Iizuka Yasuhiro, Sakai Hideki, Kobayashi Konomi, Iizuka Kazue, Ito Eri, Mochizuki Nahoko, Asahina Yasuhiro, Watanabe Mamoru
Department of Internal Medicine, Tokyo Metropolitan Bokutoh Hospital.
Nihon Shokakibyo Gakkai Zasshi. 2014 Aug;111(8):1618-23.

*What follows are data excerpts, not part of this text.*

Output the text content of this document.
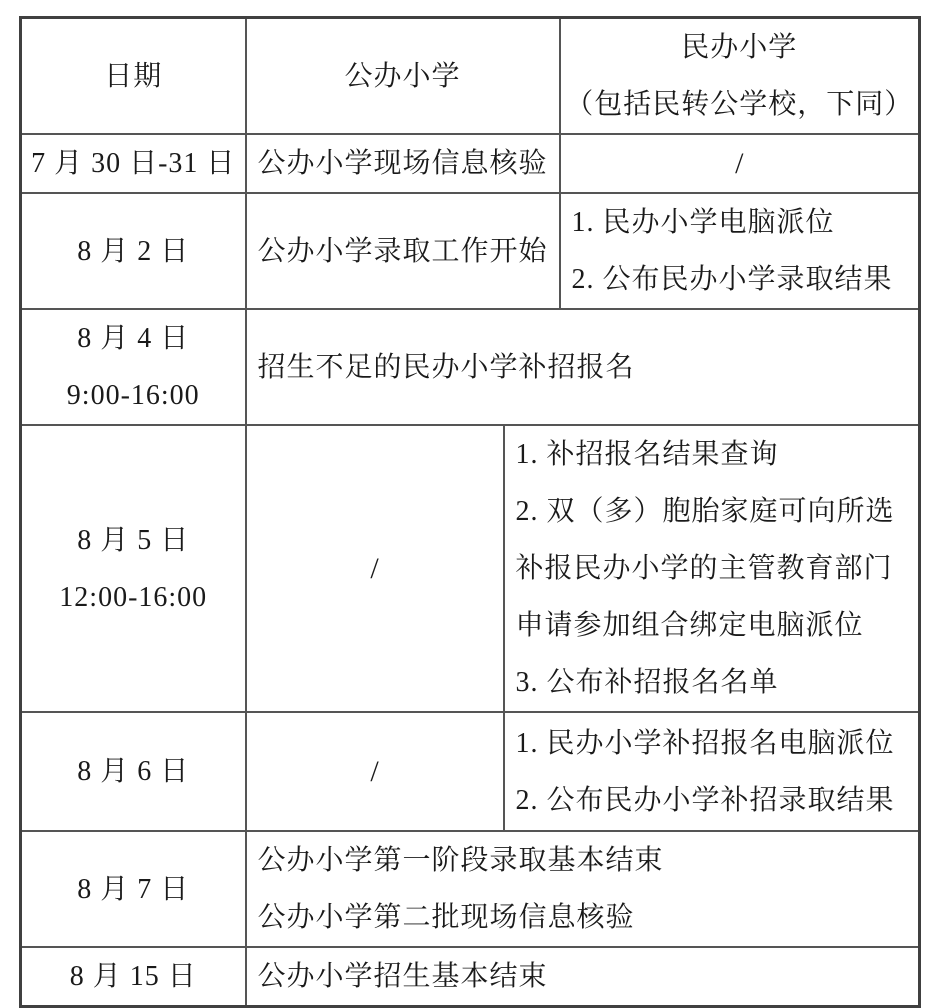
日期	公办小学		民办小学
（包括民转公学校，下同）

7 月 30 日-31 日	公办小学现场信息核验		/
8 月 2 日	公办小学录取工作开始		1. 民办小学电脑派位
2. 公布民办小学录取结果

8 月 4 日
9:00-16:00	招生不足的民办小学补招报名		

8 月 5 日
12:00-16:00	/	1. 补招报名结果查询
2. 双（多）胞胎家庭可向所选补报民办小学的主管教育部门申请参加组合绑定电脑派位
3. 公布补招报名名单	

8 月 6 日	/	1. 民办小学补招报名电脑派位
2. 公布民办小学补招录取结果	

8 月 7 日	公办小学第一阶段录取基本结束
公办小学第二批现场信息核验		

8 月 15 日	公办小学招生基本结束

A 64-year-old woman was prescribed lamivudine and adefovir (ADV) for chronic hepatitis B. Although her serum creatinine level was normal (<1.01 mg/dl), she developed bone pain due to Fanconi syndrome and osteomalacia. Therefore, ADV was discontinued and she was switched to entecavir (ETV); however, she developed an ETV-resistant mutant virus and a small dose of ADV was restarted. Her hepatitis B virus (HBV) -DNA levels and renal function were closely monitored. She has had preserved creatinine levels and tubular function, with almost undetectable HBV-DNA levels for more than a year after treatment.
一名64岁女性因慢性乙型肝炎接受拉米夫定和阿德福韦(ADV)治疗。尽管她的血清肌酐水平正常(<1.01 mg/dl),但她因范科尼综合征和骨软化症出现了骨痛。因此,停用了ADV,转而使用恩替卡韦(ETV);然而,她出现了对ETV耐药的突变病毒,于是重新开始使用小剂量的ADV。密切监测她的乙型肝炎病毒(HBV)-DNA水平和肾功能。治疗后一年多来,她的肌酐水平和肾小管功能保持良好,HBV-DNA水平几乎检测不到。